2. Configure the spread

The Quant agent computes the spread as A - β * B where β is the hedge ratio. By default, β is estimated by rolling OLS regression over a 60-day window, so the hedge is dynamic — it adapts as the relationship between the two stocks evolves.

"Use a 90-day rolling window for the hedge ratio estimate. Enter long when Z-score

< -2, short when Z > 2, exit when |Z| < 0.5."

3. Run the backtest

The agent calls backtest_pairs with:

  • Pair: HDFCBANK / ICICIBANK
  • Hedge window: 90 days
  • Entry/exit thresholds: ±2 / ±0.5
  • Position sizing: equal notional on each leg

You'll get the standard metrics (Sharpe, CAGR, max DD, win rate) plus pairs-specific diagnostics:

  • Average holding period — pairs trades should mean-revert in days, not months
  • Hedge ratio drift chart — flat is good, drifting is dangerous
  • Z-score distribution — should look approximately normal

4. Sanity-check the cointegration

Before trusting any pairs result, ask:

"Run a Monte Carlo test with 1000 simulations and a walk-forward test on this pair."

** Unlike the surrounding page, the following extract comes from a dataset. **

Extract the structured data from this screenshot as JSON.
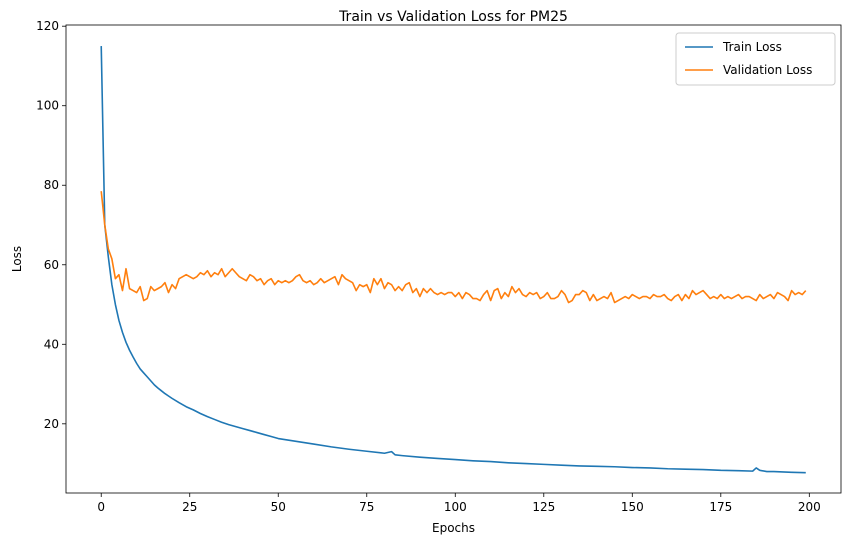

The Quant agent calls monte_carlo_test and walk_forward_test. If walk-forward Sharpe collapses below 0.5, the relationship was probably spurious or has decayed.

5. Common pitfalls

  • Single-pair strategies fail: trade a basket of 5–10 pairs to diversify away pair-specific blow-ups.
  • Hedge ratio instability: if β swings wildly across the rolling window, the relationship isn't stable enough for pairs trading.
  • Capital intensity: each pair needs notional on both legs, so capital efficiency is roughly half of a directional strategy. Account for this in position sizing.

6. Next: deploy to paper trading

Once the strategy validates, deploy it to the paper trading engine through the UI for live tick-level testing before risking capital.